Compilers are structured in conceptual (and sometimes distinct) layers. In a classic statically-typed language will only compile-time optimizations, the compiler front-end will parse the language into a abstract syntax tree (AST) via a parse tree or directly, and then convert the AST into the first of what may be several intermediate representations (IRs). This is where a lot of optimization is done.

Finally the last IR is lowered to assembly, which includes register allocation and some other (peephole) optimization techniques. This is separate from the IT manipulation so you don’t have to write separate optimizers for different architectures.

There are aspects of a tracing JIT compiler that are quite different, but it will still use IR layers to optimize and have architecture-dependent layers for generating machine code.

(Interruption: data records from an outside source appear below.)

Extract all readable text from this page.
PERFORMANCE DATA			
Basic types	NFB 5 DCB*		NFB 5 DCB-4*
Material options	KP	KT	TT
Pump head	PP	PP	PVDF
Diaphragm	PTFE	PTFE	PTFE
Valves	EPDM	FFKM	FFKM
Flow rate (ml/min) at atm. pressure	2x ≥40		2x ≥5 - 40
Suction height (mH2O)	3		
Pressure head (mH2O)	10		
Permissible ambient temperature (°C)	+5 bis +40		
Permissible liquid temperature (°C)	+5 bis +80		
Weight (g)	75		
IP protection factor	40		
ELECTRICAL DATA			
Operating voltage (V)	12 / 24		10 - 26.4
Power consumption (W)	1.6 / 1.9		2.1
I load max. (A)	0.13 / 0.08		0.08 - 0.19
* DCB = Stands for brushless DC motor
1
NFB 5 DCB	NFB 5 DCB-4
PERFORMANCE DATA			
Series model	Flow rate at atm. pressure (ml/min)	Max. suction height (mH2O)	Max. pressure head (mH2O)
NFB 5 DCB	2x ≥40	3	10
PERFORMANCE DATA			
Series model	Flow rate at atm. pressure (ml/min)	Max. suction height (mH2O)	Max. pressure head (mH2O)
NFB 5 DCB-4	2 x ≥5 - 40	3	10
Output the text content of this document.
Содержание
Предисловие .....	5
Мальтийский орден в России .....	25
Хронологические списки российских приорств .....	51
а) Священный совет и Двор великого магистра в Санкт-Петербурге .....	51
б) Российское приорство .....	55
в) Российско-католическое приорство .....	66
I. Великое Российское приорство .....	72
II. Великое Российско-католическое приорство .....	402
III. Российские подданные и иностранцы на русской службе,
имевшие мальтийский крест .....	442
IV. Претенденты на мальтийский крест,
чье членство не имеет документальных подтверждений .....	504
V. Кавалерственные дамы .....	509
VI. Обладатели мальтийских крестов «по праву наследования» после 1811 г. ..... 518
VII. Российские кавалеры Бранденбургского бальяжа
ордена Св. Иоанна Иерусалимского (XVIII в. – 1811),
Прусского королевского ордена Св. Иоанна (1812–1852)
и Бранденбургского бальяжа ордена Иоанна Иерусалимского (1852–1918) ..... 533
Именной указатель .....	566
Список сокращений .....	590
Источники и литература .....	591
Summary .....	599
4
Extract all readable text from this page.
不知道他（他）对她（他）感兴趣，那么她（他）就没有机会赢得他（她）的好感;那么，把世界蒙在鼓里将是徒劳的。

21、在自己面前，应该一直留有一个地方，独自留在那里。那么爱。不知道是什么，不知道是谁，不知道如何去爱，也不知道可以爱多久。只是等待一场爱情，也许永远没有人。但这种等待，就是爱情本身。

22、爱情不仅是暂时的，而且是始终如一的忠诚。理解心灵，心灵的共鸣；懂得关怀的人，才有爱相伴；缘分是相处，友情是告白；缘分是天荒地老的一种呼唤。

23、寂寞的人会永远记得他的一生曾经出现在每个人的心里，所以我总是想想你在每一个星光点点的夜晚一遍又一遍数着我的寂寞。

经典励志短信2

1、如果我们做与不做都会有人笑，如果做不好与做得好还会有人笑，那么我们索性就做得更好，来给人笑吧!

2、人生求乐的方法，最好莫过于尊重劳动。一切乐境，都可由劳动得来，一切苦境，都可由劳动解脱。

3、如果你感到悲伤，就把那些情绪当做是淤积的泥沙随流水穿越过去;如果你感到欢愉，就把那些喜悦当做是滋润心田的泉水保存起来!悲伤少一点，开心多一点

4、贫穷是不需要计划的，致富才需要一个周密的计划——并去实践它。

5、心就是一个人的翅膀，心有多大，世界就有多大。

Right, I guess my main surprise is that the PyPy byte code interpreter is as fast as it is. My understanding is obviously outdated on how it is implemented; but I thought its claim to fame was that it was purely written in python. I'm assuming the subset of python it is implemented in is fairly restricted? That or my understanding was wrong in other ways. :D



The way I understand it, the machine code generator emits machine code for some particular piece of bytecode (or whatever the JIT IR is). This is almost like an assembler and probably has templates that it expands. It is important for this machine code to be fast, but it each template is at a pretty low level, and lacks the context for structural optimizations. The optimizer works at a higher level of abstraction, and can make these structural optimizations. You can get very large speed-ups when you can remove code that isn't necessary, or emit equivalent code that has a lower complexity or memory overhead. Typical examples of things optimizers do are * use registers instead of memory for function arguments * constant folding * function inlining * loop unrolling

I don't know if that's exactly how it works for this particular effort, but that would be my expectation.


In JavaScript, an unoptimizing JIT (no regalloc, no optimizations that look at patterns of ops, no analysis) is faster than the interpreter because it eliminates opcode dispatch.

Adding more optimizations improves things from there.

But the point is, a JIT can be a speedup just because it isn’t an interpreter (it doesn’t dynamically dispatch ops).